Что делать графине? Как ей понять Наташу, если по заведенной логике общедоступных представлений нет на свете «узких, серых, светлых, четвероугольных» молодых людей, равно как и «темно–синих с красным»?

Но если «Николенька бы понял», то стало быть что–то такое на свете есть? Наверняка есть: вот ведь и Наташа это «что–то» понимает.

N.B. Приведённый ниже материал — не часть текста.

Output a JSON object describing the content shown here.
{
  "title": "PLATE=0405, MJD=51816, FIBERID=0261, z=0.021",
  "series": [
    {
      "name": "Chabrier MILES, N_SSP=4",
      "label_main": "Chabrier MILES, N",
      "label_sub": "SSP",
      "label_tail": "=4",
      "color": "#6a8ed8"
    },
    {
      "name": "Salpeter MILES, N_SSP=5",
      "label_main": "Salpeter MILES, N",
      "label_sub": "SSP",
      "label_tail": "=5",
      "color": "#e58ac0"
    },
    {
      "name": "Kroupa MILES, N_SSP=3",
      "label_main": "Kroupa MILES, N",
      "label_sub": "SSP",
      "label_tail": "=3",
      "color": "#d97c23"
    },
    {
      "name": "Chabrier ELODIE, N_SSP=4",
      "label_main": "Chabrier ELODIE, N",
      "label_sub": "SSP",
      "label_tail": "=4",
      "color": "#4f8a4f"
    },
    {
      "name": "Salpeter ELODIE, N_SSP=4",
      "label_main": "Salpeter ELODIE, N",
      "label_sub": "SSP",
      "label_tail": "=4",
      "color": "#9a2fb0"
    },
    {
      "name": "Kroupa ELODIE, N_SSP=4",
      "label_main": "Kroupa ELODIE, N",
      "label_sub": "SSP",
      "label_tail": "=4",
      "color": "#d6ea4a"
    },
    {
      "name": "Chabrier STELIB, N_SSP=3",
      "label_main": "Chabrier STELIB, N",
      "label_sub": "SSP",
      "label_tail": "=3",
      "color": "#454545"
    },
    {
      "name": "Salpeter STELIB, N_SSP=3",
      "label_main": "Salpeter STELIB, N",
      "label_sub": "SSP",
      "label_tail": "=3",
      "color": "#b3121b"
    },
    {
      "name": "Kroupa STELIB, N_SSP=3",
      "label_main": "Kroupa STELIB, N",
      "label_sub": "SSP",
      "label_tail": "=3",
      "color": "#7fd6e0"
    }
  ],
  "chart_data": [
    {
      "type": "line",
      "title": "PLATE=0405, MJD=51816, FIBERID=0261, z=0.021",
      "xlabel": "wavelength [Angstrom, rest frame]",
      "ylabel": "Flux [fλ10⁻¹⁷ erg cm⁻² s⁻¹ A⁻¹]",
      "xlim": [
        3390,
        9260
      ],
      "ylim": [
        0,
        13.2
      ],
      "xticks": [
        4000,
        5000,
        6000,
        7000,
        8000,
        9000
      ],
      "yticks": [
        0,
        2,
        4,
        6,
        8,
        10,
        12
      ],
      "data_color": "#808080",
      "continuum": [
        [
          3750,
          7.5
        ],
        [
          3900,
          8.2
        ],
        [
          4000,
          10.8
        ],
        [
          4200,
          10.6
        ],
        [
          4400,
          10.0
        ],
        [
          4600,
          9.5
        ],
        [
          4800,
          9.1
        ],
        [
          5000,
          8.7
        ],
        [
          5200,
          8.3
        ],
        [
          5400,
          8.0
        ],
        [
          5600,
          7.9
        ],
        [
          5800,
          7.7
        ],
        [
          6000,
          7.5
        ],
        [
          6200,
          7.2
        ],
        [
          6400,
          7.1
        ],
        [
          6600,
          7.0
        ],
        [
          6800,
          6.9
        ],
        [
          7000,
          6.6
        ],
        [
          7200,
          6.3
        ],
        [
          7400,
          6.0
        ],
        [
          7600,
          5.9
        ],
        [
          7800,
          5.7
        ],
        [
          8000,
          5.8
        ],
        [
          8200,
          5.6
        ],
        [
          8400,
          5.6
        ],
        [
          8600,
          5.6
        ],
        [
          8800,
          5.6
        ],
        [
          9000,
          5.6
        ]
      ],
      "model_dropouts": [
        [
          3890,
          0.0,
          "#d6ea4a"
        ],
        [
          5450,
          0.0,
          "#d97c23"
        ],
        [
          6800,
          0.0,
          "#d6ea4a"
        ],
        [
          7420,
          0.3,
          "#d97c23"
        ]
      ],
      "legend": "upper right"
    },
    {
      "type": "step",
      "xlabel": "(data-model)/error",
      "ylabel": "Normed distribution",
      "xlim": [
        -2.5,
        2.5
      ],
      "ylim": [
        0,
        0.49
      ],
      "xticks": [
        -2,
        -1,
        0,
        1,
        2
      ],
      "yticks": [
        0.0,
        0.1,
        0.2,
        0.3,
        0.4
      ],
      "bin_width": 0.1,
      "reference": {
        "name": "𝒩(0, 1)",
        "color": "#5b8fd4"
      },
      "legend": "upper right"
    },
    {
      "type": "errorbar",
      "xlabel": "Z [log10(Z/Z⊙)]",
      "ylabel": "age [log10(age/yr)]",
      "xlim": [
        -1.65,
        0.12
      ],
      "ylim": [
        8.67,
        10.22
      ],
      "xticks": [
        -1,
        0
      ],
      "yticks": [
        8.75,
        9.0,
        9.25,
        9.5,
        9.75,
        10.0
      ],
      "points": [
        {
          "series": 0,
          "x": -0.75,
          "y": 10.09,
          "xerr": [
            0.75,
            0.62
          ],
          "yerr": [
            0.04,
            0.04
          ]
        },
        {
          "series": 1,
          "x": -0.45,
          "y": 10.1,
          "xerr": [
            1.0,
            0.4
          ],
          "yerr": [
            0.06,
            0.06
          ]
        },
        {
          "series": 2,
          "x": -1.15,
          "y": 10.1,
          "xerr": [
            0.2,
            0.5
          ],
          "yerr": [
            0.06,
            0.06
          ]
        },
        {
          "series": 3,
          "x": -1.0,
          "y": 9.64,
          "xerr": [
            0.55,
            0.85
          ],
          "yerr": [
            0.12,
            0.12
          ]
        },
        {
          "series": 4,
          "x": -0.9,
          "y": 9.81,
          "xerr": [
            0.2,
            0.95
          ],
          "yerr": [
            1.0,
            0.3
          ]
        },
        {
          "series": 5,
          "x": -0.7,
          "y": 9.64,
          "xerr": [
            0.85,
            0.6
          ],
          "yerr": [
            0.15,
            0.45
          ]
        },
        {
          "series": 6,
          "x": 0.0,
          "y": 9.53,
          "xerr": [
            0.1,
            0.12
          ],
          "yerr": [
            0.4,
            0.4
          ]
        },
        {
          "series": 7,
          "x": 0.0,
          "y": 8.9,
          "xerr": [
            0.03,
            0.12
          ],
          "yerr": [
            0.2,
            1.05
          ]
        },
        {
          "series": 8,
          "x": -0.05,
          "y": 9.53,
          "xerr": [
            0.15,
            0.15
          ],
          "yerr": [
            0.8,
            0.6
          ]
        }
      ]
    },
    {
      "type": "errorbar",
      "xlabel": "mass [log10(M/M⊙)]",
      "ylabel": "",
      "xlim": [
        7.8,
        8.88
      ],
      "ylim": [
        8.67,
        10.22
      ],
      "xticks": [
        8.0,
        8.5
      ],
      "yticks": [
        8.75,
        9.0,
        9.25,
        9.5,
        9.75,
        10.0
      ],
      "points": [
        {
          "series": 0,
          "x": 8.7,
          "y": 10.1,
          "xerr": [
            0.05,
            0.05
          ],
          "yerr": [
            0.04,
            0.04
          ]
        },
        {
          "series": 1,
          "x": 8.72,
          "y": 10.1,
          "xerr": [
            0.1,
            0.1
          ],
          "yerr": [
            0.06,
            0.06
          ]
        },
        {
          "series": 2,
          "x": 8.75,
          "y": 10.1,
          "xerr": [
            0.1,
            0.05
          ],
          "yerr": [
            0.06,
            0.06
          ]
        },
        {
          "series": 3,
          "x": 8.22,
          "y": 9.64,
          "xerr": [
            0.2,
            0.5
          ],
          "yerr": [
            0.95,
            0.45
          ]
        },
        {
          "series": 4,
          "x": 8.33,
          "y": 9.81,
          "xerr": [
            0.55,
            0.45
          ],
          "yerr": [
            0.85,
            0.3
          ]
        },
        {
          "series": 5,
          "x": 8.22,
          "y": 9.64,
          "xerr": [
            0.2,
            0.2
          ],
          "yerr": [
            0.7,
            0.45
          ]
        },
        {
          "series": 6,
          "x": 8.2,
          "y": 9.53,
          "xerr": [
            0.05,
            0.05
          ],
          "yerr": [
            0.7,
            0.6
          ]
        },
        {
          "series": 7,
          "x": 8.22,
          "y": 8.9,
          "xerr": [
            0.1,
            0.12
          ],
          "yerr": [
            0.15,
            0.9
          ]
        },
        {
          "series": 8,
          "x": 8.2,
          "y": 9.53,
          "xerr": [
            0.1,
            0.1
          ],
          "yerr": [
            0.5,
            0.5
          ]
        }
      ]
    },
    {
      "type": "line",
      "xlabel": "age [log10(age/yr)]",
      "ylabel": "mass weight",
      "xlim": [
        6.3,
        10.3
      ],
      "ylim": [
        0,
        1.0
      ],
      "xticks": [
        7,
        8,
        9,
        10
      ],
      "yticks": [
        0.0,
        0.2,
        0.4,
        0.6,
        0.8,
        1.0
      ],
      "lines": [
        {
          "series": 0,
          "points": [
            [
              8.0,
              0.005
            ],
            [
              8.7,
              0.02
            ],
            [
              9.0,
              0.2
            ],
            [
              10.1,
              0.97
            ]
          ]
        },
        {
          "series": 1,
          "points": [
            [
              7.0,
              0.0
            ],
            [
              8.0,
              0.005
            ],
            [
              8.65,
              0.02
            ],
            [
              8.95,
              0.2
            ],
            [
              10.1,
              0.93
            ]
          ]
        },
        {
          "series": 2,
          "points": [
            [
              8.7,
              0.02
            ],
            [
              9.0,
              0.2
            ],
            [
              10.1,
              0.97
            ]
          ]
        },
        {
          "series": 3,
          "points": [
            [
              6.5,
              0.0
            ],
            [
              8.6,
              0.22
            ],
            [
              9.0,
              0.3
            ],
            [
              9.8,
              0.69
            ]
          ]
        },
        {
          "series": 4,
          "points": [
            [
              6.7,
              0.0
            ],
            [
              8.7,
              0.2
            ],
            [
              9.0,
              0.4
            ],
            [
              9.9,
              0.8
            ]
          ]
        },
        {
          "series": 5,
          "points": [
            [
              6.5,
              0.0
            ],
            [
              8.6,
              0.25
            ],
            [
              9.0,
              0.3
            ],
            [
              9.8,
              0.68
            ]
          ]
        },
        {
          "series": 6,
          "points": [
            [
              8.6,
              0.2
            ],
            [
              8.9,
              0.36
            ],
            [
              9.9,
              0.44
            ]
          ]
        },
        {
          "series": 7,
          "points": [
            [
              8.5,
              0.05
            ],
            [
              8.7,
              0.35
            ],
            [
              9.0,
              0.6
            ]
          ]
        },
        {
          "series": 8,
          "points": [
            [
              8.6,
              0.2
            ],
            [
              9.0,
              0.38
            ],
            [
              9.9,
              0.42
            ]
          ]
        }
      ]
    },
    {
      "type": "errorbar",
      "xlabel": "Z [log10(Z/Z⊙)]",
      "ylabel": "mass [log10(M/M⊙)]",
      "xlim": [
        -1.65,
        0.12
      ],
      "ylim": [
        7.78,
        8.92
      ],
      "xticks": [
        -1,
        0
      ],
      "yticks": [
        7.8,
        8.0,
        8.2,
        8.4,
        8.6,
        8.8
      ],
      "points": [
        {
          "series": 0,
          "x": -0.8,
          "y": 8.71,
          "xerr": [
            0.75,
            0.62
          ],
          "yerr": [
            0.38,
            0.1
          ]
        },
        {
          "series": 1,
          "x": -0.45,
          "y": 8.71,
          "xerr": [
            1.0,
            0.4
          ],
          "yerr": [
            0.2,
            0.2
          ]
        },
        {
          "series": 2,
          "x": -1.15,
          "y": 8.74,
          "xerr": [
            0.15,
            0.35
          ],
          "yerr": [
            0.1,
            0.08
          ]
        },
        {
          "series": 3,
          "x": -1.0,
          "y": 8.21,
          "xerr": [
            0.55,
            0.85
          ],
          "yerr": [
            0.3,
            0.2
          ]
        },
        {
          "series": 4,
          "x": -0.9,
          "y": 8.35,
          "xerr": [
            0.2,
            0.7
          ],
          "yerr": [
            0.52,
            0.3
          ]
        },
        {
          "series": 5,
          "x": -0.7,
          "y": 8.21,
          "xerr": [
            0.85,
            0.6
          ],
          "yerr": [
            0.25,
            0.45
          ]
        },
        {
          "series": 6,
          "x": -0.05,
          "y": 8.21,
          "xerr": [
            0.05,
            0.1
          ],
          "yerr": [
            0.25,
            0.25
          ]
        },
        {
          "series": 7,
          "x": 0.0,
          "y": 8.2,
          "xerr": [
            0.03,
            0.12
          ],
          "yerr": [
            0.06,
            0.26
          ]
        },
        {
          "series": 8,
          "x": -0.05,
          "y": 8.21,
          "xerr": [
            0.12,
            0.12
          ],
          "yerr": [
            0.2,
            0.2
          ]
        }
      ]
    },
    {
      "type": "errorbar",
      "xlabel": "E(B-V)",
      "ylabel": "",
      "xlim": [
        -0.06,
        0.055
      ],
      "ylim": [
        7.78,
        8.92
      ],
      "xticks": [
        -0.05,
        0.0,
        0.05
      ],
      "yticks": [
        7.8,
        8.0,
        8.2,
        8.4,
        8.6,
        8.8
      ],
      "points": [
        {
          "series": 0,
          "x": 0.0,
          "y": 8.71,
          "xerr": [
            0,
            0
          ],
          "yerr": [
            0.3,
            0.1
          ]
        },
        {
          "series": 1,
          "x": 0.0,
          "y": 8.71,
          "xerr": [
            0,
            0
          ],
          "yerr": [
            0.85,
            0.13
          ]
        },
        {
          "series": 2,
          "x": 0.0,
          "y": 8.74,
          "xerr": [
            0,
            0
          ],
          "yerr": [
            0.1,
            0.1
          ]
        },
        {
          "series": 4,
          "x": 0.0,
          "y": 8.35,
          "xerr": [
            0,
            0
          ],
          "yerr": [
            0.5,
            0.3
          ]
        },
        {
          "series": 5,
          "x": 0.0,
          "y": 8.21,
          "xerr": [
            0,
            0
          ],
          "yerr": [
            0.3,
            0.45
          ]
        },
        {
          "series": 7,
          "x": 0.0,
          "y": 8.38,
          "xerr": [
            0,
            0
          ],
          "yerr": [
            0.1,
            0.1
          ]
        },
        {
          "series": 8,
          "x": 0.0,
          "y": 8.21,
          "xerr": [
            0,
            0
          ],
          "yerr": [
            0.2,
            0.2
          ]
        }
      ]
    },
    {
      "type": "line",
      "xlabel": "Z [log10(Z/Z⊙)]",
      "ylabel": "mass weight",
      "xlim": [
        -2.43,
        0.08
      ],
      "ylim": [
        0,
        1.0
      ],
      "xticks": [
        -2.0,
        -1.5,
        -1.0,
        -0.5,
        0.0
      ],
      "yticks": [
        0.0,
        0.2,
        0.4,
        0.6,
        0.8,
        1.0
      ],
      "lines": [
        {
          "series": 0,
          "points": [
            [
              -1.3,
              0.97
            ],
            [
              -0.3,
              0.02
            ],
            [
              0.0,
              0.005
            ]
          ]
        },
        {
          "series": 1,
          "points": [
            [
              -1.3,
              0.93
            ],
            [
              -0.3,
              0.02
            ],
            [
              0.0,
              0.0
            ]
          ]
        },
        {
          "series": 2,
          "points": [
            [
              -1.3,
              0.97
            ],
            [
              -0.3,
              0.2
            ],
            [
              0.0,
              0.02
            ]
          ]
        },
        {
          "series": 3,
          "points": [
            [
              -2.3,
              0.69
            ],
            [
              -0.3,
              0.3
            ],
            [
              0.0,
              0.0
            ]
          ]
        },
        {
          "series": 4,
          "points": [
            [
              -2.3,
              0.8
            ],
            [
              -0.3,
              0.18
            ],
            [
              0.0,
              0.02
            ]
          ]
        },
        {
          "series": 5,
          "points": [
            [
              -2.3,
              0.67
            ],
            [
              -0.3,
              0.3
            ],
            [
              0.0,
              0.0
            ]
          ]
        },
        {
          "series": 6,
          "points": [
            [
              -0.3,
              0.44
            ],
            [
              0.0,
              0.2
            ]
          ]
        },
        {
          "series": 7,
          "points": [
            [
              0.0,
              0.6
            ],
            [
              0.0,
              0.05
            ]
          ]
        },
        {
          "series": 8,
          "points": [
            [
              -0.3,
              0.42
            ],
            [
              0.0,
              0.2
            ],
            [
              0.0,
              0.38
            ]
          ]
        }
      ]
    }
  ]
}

А каково нам? Мы–то с кем — со старой прямодушной графиней («Что ты врешь?») или с юной, всех влюбившей в себя и целый мир обольстившей Наташей («Неужели вы не понимаете?»)? Естественно, нам хочется с тщеславной поспешностью сообщить Наташе, что мы безусловно с нею и, как Николенька, превосходно ее понимаем: нельзя нам перед нею ударить в грязь лицом! Правда, то, что мы при этом искренне или притворно понимаем, может быть, вовсе и не совпадает с Наташиным пониманием. Но это и не важно: Наташа внушает нам странное знание— ни для кого не обязательное и точное только в пределах нашего доверия к проницательности ее детской души.

Однако дело еще сложнее.

Воображение, конечно, вольная птица. Но мы редко замечаем, что вылетает оно из клетки, которую всю жизнь расширяет наше трезвое познание действительности. В эту клетку воображение постоянно возвращается за питательным кормом. Такое независимое и возвышенное, оно на самом деле «ест с руки» — у логики с руки… В ночном разговоре с матерью Наташа лишь то и сделала, что вольно выразила свое логически созревшее суждение — нелестное для Бориса и лестное для Пьера. Она потому и спрашивает — «Неужели вы не понимаете?», что сама уже главное поняла — вполне разумно поняла — про обоих, и даже уверена в своей правоте. Она ведь немножко лукавит: ей просто не хочется окончательности, приговора, решения. И она высказывает свое суждение так, чтобы его нельзя было обсуждать, а можно было бы только схватить налету и без разбирательства принять за истину. Она ставит в тупик графиню, оттого что та не улавливает связи между образом и логикой.

А позднее приходит день, когда в иных обстоятельствах жизни попадает в сходное положение и Наташа. Это когда Толстой дает ее глазами свое знаменитое иронически уничижительное — «остраненное» — изображение оперных сцен:

…В этом серьезном настроении, в котором находилась Наташа, все это было дико и удивительно ей.